I think the Xeon E3 1265Lv2 is a great processor as long as Intel HD 2500 Graphics are adequate for your purposes. The big advantage to the Xeon is that it is currently available from Amazon third party sellers and through Newegg right now. The Core i7 3770T is nowhere to be found and may stay that way for months or permanently. This may be due to the Core i7 3770T likely making its way into OEM system while this is much less likely for the Xeon E3 1265Lv2.
Since the Thin Mini-ITX standard features two 204-pin SODIMM memory slots, you are limited to laptop memory kits. Fortunately, there is an excellent Corsair Vengeance 1600MHz Laptop 16GB (2 x 8GB) memory kit available that works perfectly and is what I purchased. It would be great if a 16GB SODIMMs or even DIMMs existed for desktop memory which would allow the maximum Sandy Bridge or Ivy Bridge of 32GB of memory with only two slots. At the present time, I don’t believe this option exists but, if I locate it, I will update this article accordingly.
The Lian Li PC-Q05 Case
I’m not aware of any other high quality Thin Mini-ITX cases available on the market other than the Lian Li PC-Q05. As you would expect, a Thin Mini-ITX board will work in any Mini-ITX case but that somewhat diminishes the value of the Thin Mini-ITX standard to begin with.

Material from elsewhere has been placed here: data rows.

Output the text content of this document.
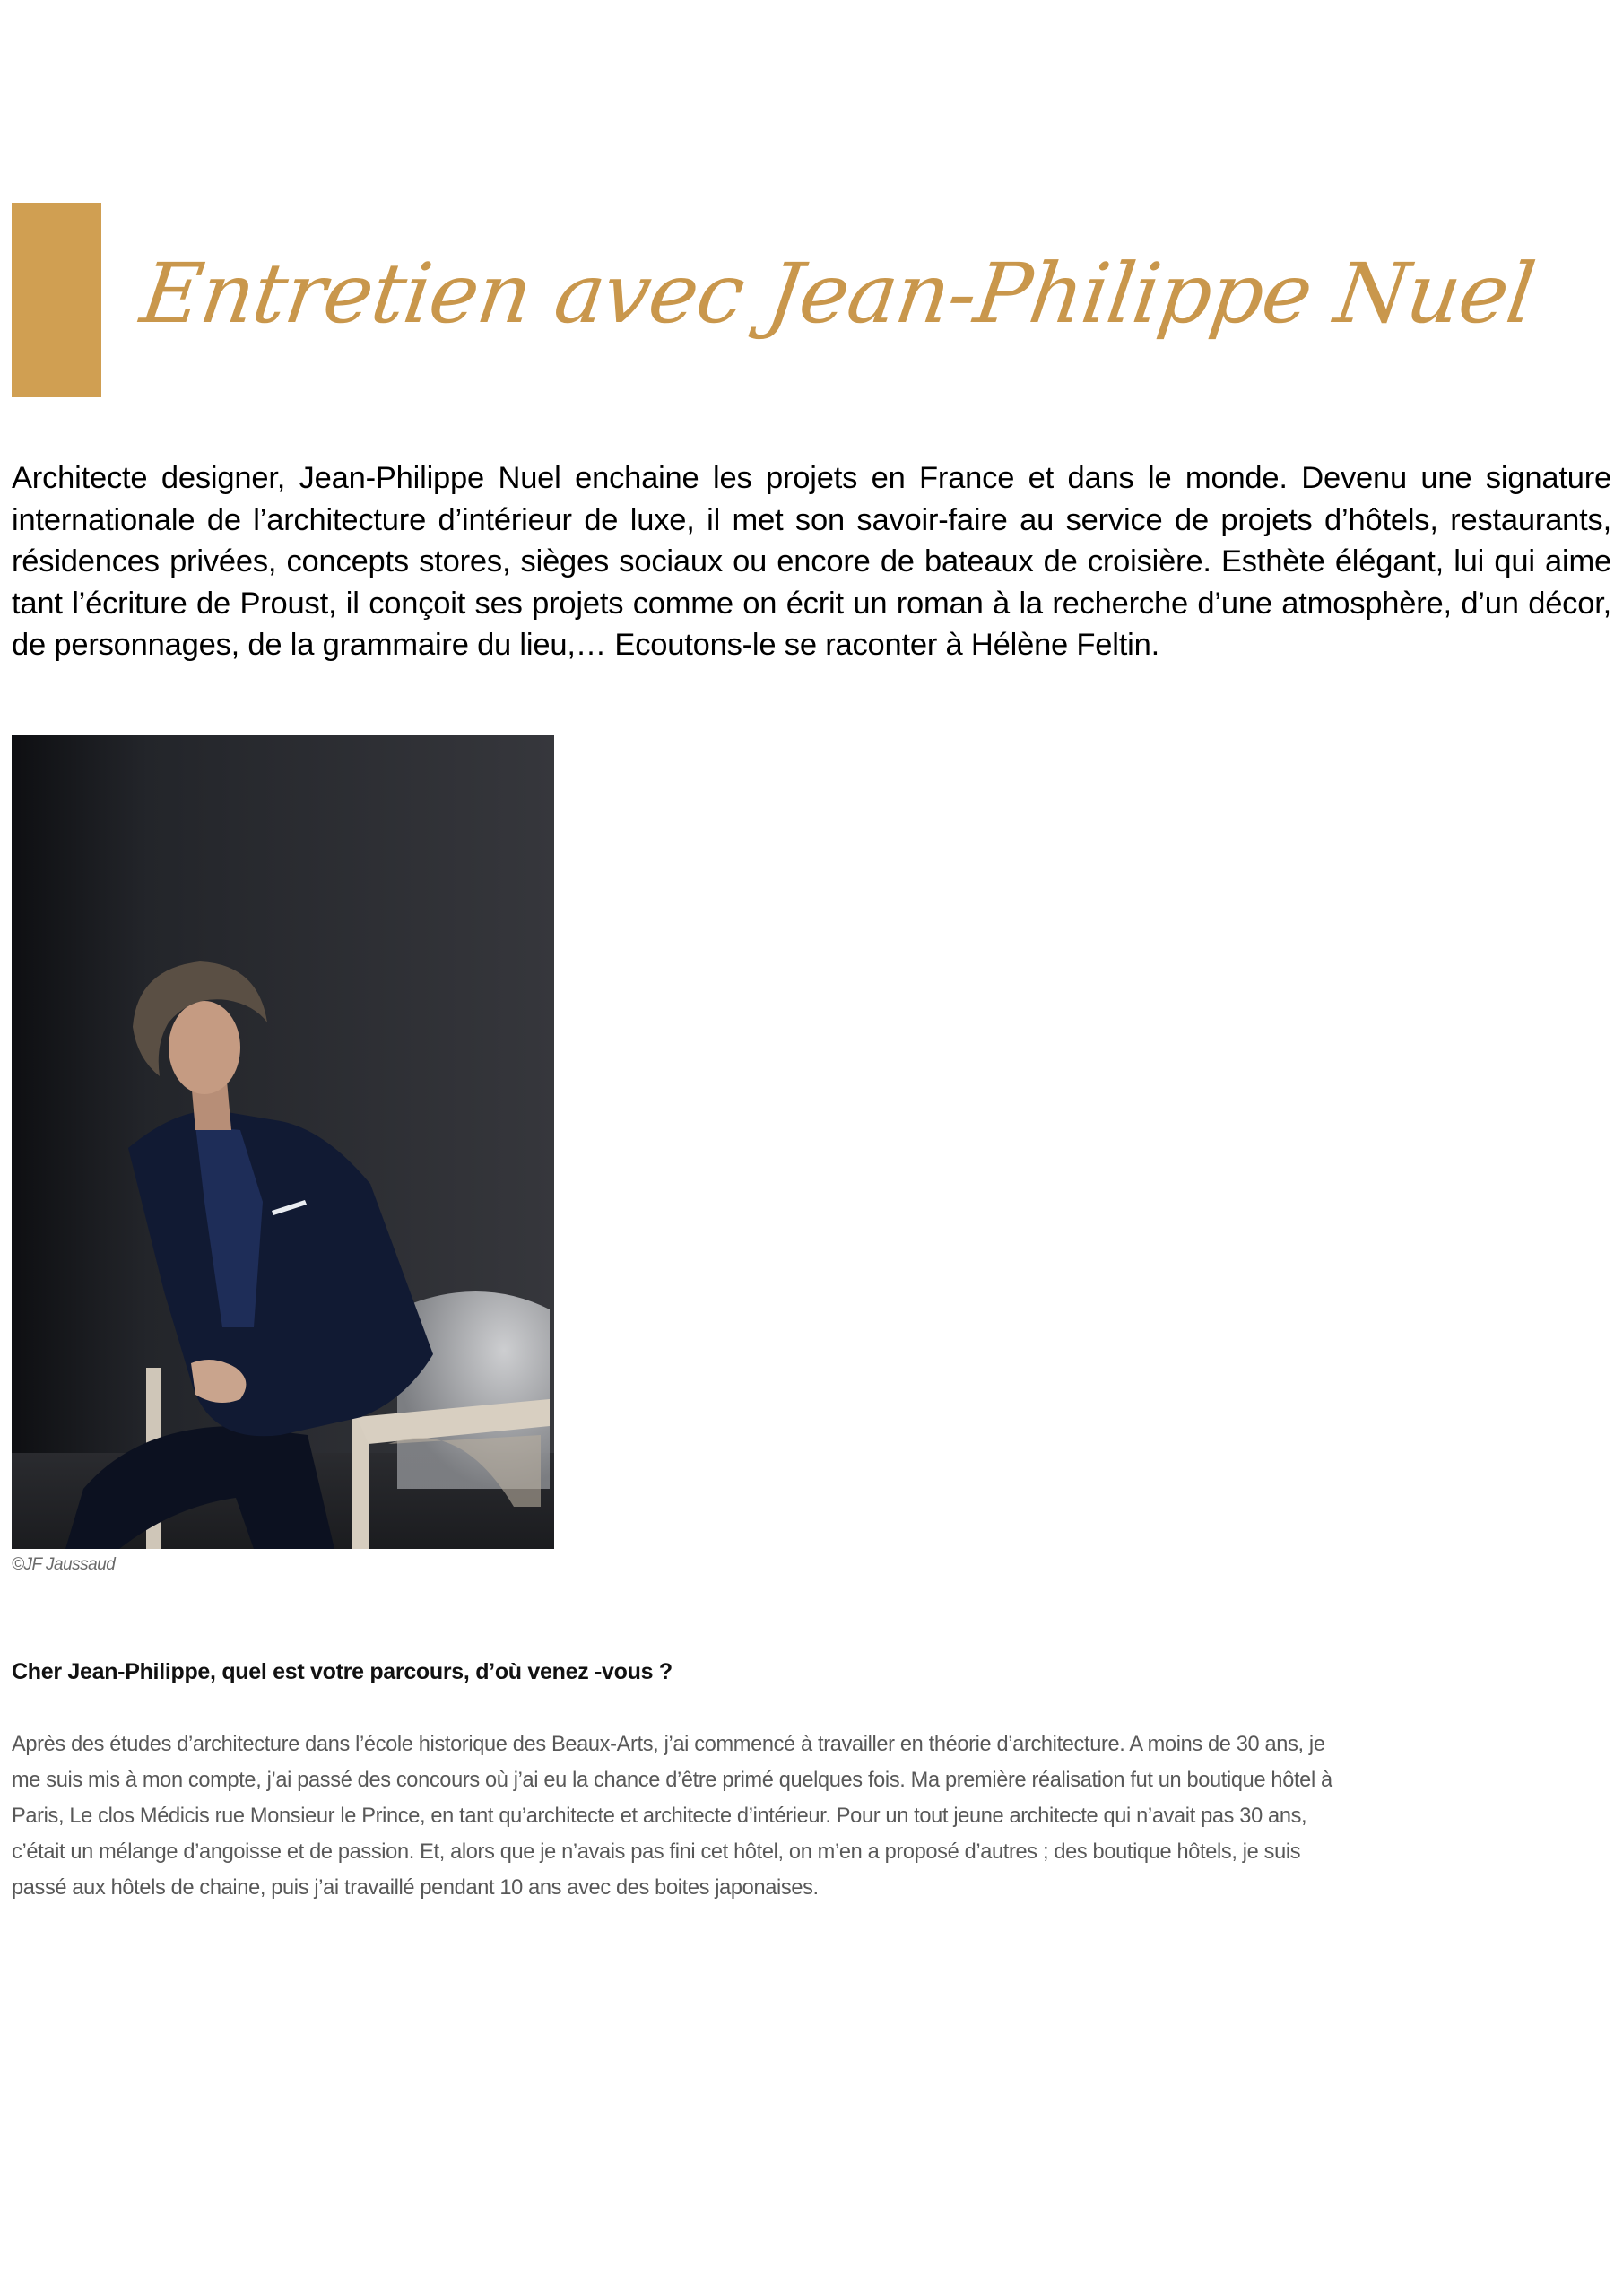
Entretien avec Jean-Philippe Nuel

Architecte designer, Jean-Philippe Nuel enchaine les projets en France et dans le monde. Devenu une signature internationale de l’architecture d’intérieur de luxe, il met son savoir-faire au service de projets d’hôtels, restaurants, résidences privées, concepts stores, sièges sociaux ou encore de bateaux de croisière. Esthète élégant, lui qui aime tant l’écriture de Proust, il conçoit ses projets comme on écrit un roman à la recherche d’une atmosphère, d’un décor, de personnages, de la grammaire du lieu,… Ecoutons-le se raconter à Hélène Feltin.

©JF Jaussaud
Cher Jean-Philippe, quel est votre parcours, d’où venez -vous ?
Après des études d’architecture dans l’école historique des Beaux-Arts, j’ai commencé à travailler en théorie d’architecture. A moins de 30 ans, je
me suis mis à mon compte, j’ai passé des concours où j’ai eu la chance d’être primé quelques fois. Ma première réalisation fut un boutique hôtel à
Paris, Le clos Médicis rue Monsieur le Prince, en tant qu’architecte et architecte d’intérieur. Pour un tout jeune architecte qui n’avait pas 30 ans,
c’était un mélange d’angoisse et de passion. Et, alors que je n’avais pas fini cet hôtel, on m’en a proposé d’autres ; des boutique hôtels, je suis
passé aux hôtels de chaine, puis j’ai travaillé pendant 10 ans avec des boites japonaises.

The Q05 is a rather simple case in that it features no USB or other ports in the case itself. The thin rectangle simply provides space to mount a Thin Mini-ITX board, two 2.5-inch drives (preferably SSDs), and the Intel HTS1155LP CPU cooler. Since the power supply is external, no space is needed for it either in the case.
Putting it All Together
Building a system based on the Intel DQ77KB, Core i7 3770S, and Lian Li PC-Q05B proved to be an interesting project. Opening up the Q05B case for the first time shows the support bar and the extra hardware like screws.
Another nice feature of the DQ77KB is that it comes with two rear I/O panel covers.
One is the standard height and the other is the Thin Mini-ITX height. I installed the CPU and memory on the motherboard and then set it in the case.
I realized that I need to install the special HTS1155LP CPU cooler before putting the board into the case. Flipping the board over, I held the CPU cooler backplate in place with the fingers and then installed the CPU cooler.
Here is the CPU cooler installed and everything placed into the Lian Li Q05.
I utilized my standard SSDs for this system which are a 240GB Intel 520 SSD for boot and primary storage and a 512GB Crucial M4 SSD for additional storage. As a nice touch, both 2.5-inch drive bays are shock mounted with rubber.
Right before the final closing of the case, everything is in place. Cable management is tight as would be expected but everything just fits.
One of my potential goals for this system is a portable VMware ESXi demo system. I think it would work quite well for this and would still support VT-d with a CPU that support VT-d. If I were to use it as an ESXi demo system, I would likely change the CPU to a Core i5 3470T or Core i5 3570T since HD 4000 Graphics is not necessary.
A future addition to this system will likely be an mSATA SSD such as one of the Crucial M4 mSATA SSDs. That would allow the two drive bays to be utilized for up to 1TB laptop drives such as the 1TB HGST Travelstar 5400RPM 2.5-inch hard drive. Two 1TB drives in a RAID 0 might make a good media store.
So far, I’m quite impressed with the system. What you lose is discrete graphics and more than two drive bays. What you gain is a very powerful and very portable system. I’ll write up a full parts list with prices in a day or two.